Preface
These stylesheets are the third iteration of stylesheets for DocBook that I’ve written. I started working on the XSLT 1.0 Stylesheets for DocBook in the 90’s, before XSLT 1.0 was even a W3C Recommendation. I started working on the XSLT 2.0 Stylesheets for DocBook just around the time when XSLT 2.0 became a W3C Recommendation. I wrote most of DocBook xslTNG just a month or so before the third anniversary of the XSLT 3.0 Recommendation.
Why did it take so long?
To answer that question, we need to reflect for a moment on XSLT and its place in the XML ecosystem. When XSLT arrived on the scene, we were near the peak of XML enthusiasm. Not only was XML supported everywhere, it was possible to imagine XSLT everywhere as well. Certainly, the presence of XSLT in the browser felt significant at the time.
The ubiquity of XML and the fact that XSLT was “just an XML vocabulary” may have contributed to another significant phenomenon: lots of users who did not self identify as programmers were learning to use XSLT and doing significant things with it.
There were other tools available for transforming markup at the time, and arguably some of them were better than XSLT, but they were programming languages and you had to be a programmer to use them. They were also mostly commercial applications not widely available to casual users.
XSLT was free, it was everywhere, and it was used by everyone, not “just” programmers. It was the clear winner than and remains the clear winner today in terms of markup transformation.
You could do a lot of things with XSLT 1.0. You could do a lot more things than you might at first even have thought possible. (In fact, you could do all things, but the Turing complete nature of XSLT isn’t relevant here.) Some very common tasks, like grouping, were possible but difficult. Lots of very useful things were either not possible or required extensions: regular expressions, functions, date and time formatting, creating special characters in the output, to name just a few.
XSLT 2.0 solved all of these problems (and more). Significantly, I think, all of these new features appealed directly to almost all users of XSLT 1.0. Everyone had encountered a grouping problem (building an index, for example). Everyone had wanted regular expression matching or date formatting. Lots of users wanted to write more sophisticated predicates (and many were willing to learn how to use functions to achieve that result).
XSLT 3.0 arguably introduces larger and
more dramatic features than XSLT 2.0 did.

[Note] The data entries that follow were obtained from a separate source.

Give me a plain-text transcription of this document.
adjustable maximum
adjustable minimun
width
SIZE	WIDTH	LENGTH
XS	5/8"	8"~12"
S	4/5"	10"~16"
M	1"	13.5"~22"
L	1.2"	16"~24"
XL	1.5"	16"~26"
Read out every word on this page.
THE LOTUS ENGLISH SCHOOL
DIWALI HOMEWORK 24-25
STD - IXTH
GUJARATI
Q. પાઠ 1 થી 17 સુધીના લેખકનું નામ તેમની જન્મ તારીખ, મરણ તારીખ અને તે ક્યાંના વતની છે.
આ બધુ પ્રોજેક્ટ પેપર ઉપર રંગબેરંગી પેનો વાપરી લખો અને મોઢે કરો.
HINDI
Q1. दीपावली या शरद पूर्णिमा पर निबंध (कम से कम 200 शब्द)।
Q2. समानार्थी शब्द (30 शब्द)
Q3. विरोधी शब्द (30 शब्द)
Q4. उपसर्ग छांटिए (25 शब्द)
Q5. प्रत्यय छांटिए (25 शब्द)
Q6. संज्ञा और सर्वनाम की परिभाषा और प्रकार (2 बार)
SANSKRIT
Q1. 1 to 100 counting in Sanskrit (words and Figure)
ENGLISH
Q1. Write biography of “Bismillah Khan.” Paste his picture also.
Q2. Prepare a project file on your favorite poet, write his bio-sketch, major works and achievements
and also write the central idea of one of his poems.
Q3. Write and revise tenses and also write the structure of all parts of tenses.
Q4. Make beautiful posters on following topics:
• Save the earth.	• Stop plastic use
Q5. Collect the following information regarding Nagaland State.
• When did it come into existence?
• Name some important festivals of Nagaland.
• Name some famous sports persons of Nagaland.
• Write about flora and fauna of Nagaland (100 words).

There are a bunch of new
features designed to enable streaming processing; there are
significant software engineering improvements: packaging, exception
handling, and assertions; there are common programming language
constructs like maps and arrays. There is also a selection of
features inherited from updates to XPath (new functions, a subset of
let
syntax, and support for higher order
functions, for example).
What’s curious, I think, is that many of these features are probably less immediately appealing to many (most?) current users. XSLT 2.0 doesn’t feel constraining in the same way that XSLT 1.0 did, and the features in XSLT 3.0 don’t immediately and obviously solve problems that most users have.
Streaming, for example, is incredibly powerful and it’s an important and significant milestone in markup processing. It makes it possible to solve whole classes of problems that were previously impossible to solve or required enormously expensive hardware. But my laptop will quite easily process a book full of complex markup that runs to hundreds of pages. I don’t have any problems that require a streaming processor.
Likewise, packaging is useful and important. The DocBook xslTNG stylesheets should absolutely be a package. But that’s not true of a lot of stylesheets. There might be software engineering benefit in making a package even for stylesheets that you don’t intend to distribute, but that’s more likely to appeal to people who think of what they’re doing is programming.
Nevertheless, there are lots of good reasons to use XSLT 3.0 even if you are “only” transforming documents and even if you don’t think of writing transformations as programming.